On Mon, 17 Mar 2003 09:11:02 -0500, Sam Ewalt wrote:

> On Sun, 16 Mar 2003 17:04:52 -0500, Samuel W. Heywood wrote:

<snip>

> And I think your assumptions about pornography are also mistaken.
> I hardly ever get spam promoting porn sites. Mostly it's just
> Nigerian generals and drug offers. I used to get the free cable
> tv device offer all the time, but that seems to have disappeared.

> Once you get on a certain kind of spam list as being possibly
> interested in certain kinds of offers then you will get lots of
> mail that's very much the same kind of thing. It's somewhat
> targeted that way.

The spammers want their victims to believe that they had signed up
for some "opt-in" mailing lists and that they had expressed an
interest in receiving periodic announcements about the kinds of
products and services and web sites being promoted by the spammers.
The victims of course know that they have never expressed any
interest in such stuff.  I don't know why you are so lucky as to
not be receiving any porn spams.  Most people do receive such kinds
of spams.  I even know some very tight-laced and puritanical church
ladies whose inboxes are constantly being flooded with porn spams.
Even little children who can't possibly be interested in sex, and
who are not allowed to visit any web sites having any unsuitable
content for children, even they are receiving lots of porn spams.
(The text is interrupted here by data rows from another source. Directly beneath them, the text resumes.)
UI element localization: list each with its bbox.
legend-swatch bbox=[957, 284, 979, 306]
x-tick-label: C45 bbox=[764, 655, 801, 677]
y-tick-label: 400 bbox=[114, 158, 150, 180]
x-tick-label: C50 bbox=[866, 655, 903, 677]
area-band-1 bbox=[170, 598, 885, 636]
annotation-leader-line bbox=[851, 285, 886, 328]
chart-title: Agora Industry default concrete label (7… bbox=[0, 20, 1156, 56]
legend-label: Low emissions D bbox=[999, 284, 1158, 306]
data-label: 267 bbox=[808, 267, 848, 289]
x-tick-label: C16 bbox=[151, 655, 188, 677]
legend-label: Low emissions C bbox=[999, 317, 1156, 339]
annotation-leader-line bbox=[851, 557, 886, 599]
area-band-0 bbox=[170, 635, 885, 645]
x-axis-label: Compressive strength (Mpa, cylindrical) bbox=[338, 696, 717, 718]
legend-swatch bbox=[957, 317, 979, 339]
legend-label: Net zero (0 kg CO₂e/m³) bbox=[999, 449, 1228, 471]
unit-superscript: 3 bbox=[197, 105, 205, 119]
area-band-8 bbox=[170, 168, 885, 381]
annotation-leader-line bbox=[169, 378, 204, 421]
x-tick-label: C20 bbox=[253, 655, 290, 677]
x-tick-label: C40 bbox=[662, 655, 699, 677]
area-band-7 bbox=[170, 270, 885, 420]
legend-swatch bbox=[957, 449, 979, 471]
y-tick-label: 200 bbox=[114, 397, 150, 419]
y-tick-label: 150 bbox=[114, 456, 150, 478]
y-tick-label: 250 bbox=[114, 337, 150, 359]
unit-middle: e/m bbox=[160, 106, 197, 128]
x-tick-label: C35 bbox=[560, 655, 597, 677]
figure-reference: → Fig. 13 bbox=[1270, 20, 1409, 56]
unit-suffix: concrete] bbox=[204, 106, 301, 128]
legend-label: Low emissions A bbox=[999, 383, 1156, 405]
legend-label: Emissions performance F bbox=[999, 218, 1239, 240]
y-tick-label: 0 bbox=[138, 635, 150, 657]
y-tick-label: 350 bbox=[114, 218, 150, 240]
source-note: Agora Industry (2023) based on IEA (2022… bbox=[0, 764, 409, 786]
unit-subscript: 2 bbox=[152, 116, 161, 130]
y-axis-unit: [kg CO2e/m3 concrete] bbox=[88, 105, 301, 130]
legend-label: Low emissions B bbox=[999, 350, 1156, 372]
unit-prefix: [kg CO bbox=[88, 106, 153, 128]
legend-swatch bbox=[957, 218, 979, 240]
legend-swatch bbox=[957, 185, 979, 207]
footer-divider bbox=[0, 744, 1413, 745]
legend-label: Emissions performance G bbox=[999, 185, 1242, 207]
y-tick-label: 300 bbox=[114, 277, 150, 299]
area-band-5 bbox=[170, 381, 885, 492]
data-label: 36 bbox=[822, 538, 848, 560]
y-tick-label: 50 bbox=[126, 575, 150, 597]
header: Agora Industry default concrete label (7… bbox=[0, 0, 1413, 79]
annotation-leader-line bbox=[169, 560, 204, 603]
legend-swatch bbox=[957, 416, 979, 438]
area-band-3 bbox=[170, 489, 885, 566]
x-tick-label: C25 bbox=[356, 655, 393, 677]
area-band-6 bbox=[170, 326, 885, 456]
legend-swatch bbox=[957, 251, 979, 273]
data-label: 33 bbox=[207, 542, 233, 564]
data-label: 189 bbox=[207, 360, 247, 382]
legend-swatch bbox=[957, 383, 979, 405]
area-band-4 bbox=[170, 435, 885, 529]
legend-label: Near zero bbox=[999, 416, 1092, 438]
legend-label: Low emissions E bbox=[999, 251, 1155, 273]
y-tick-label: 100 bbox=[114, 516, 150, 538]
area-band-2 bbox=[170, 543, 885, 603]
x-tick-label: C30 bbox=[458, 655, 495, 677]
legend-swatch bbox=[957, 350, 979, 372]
Unlike the professional bulk snail-mail advertisers, the spammers do
not use any kind of criteria for targetting you.  The professional
bulk snail-mail advertisers do have good reasons for targetting you.
Most of them have already found out from some pretty good sources some
information on the kinds of products and services you are interested
in.  Also many of them have found out from somewhere some information
about your income bracket and your politics and your religious beliefs.
Some segments of even the telemarketing industry are good at developing
information and carefully selecting the people they call.  Spammers
just harvest email addresses at random.  Bulk snail-mail advertisers
are very selective about whom to include on their mailing lists.  Also
it appears that they share their mailing lists among their colleagues in
the bulk snail-mail advertising profession and they make agreements
among themselves about who is going to send which advertisements to
whom.  That is why you seldom get identical snail-mail advertisements
and propagandas, each one coming from a different snail-mailer.  A snail
mailer will hardly ever send you a progaganda identical to another one
which he knows will be sent to you by some other snail-mailer.  They
have better things to do than to waste their time and postage money on
duplication of efforts and resourses.  Snail-mailers have their act
together and they are well organized.  They are proud of the advertising
work they do and they never try to disguise the address of the sender
except in a very few cases where the propaganda is being sent just as a
political dirty trick.  In the case of spams you will often receive
hundreds of copies of the same spam message, each one coming from a
different spammer.  Of course the spammers don't care because they don't
even pay the "postage".  It is you who pays for all the spam you get.